Als er nu in de laatste tijden ketters zullen komen die tegen dit artikel tekeergaan, zie dan toe dat u vaststaat! Want dat wij dit artikel geloven is voor ons van het grootste belang. Christus heeft willen beginnen waar wij begonnen zijn, maar zonder zonde. Hij heeft ons leven vanaf onze ontvangenis willen heiligen (zie ook Vraag 36). Ons begin is in zonde en wij worden in zonde ontvangen en geboren, zodat keizer, koning, vorst, rijk of arm, en ook alles wat verder mens heet en mens is, in zonde wordt ontvangen (vgl.
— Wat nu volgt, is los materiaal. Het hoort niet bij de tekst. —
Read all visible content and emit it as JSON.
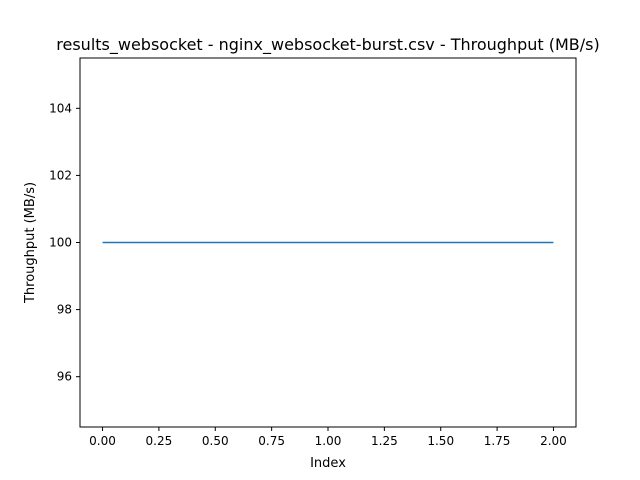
{
  "chart_data": {
    "type": "line",
    "title": "results_websocket - nginx_websocket-burst.csv - Throughput (MB/s)",
    "xlabel": "Index",
    "ylabel": "Throughput (MB/s)",
    "xlim": [
      -0.1,
      2.1
    ],
    "ylim": [
      94.5,
      105.5
    ],
    "x_ticks": [
      0.0,
      0.25,
      0.5,
      0.75,
      1.0,
      1.25,
      1.5,
      1.75,
      2.0
    ],
    "x_tick_labels": [
      "0.00",
      "0.25",
      "0.50",
      "0.75",
      "1.00",
      "1.25",
      "1.50",
      "1.75",
      "2.00"
    ],
    "y_ticks": [
      96,
      98,
      100,
      102,
      104
    ],
    "y_tick_labels": [
      "96",
      "98",
      "100",
      "102",
      "104"
    ],
    "grid": false,
    "series": [
      {
        "x": [
          0,
          1,
          2
        ],
        "values": [
          100,
          100,
          100
        ],
        "color": "#1f77b4"
      }
    ]
  }
}
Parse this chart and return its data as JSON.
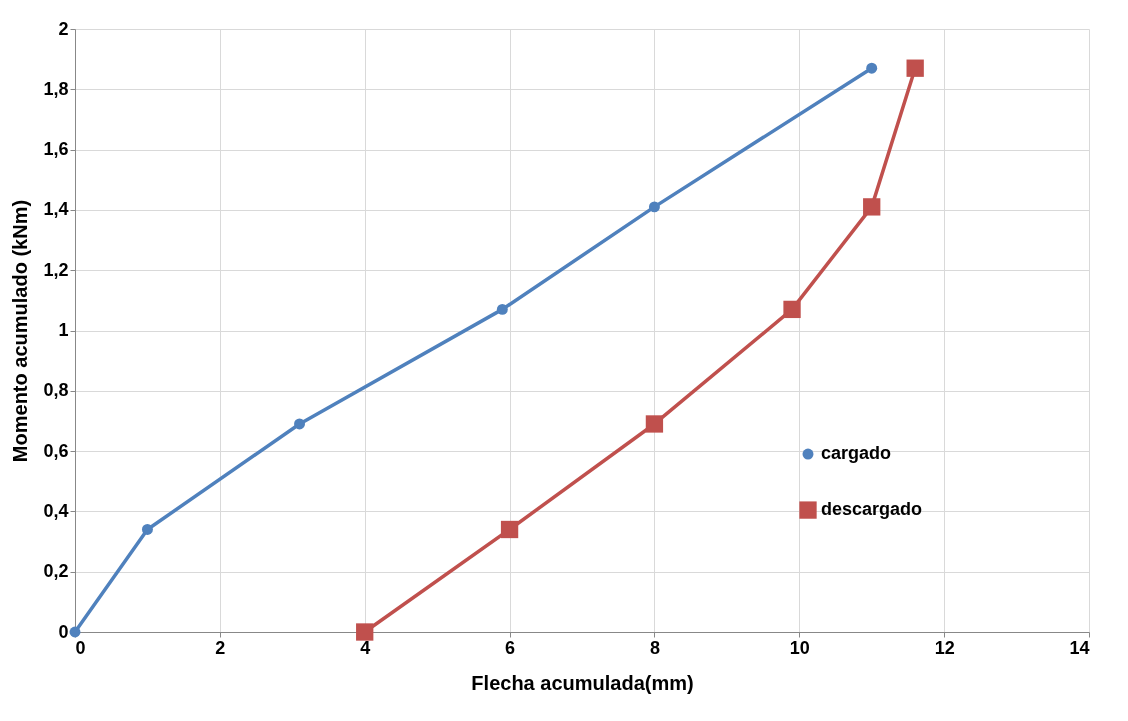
{
  "chart_data": {
    "type": "line",
    "xlabel": "Flecha acumulada(mm)",
    "ylabel": "Momento acumulado (kNm)",
    "xlim": [
      0,
      14
    ],
    "xticks": [
      0,
      2,
      4,
      6,
      8,
      10,
      12,
      14
    ],
    "ylim": [
      0,
      2
    ],
    "yticks": [
      0,
      {
        "value": 0.2,
        "label": "0,2"
      },
      {
        "value": 0.4,
        "label": "0,4"
      },
      {
        "value": 0.6,
        "label": "0,6"
      },
      {
        "value": 0.8,
        "label": "0,8"
      },
      1,
      {
        "value": 1.2,
        "label": "1,2"
      },
      {
        "value": 1.4,
        "label": "1,4"
      },
      {
        "value": 1.6,
        "label": "1,6"
      },
      {
        "value": 1.8,
        "label": "1,8"
      },
      2
    ],
    "grid": true,
    "legend": "right",
    "line_style": "solid",
    "series": [
      {
        "name": "cargado",
        "color": "#4f81bd",
        "marker": "circle",
        "x": [
          0,
          1,
          3.1,
          5.9,
          8,
          11
        ],
        "values": [
          0,
          0.34,
          0.69,
          1.07,
          1.41,
          1.87
        ]
      },
      {
        "name": "descargado",
        "color": "#c0504d",
        "marker": "square",
        "x": [
          4,
          6,
          8,
          9.9,
          11,
          11.6
        ],
        "values": [
          0,
          0.34,
          0.69,
          1.07,
          1.41,
          1.87
        ]
      }
    ]
  }
}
Psalm 51 : 7). Alleen Christus draagt de Naam en eer dat Hij ontvangen is door de Heilige Geest. Wij echter worden allen in zonde ontvangen en zijn mensen, bij wie vlees en bloed en alles wat wij aan en in ons hebben, verontreinigd en door de zonde verdorven is.
Maarten Luther: Predigten des Jahres i5 32,vgl. WA 36, S. 337 ff (vgl. W(2), 13 b, S. 2675-2676)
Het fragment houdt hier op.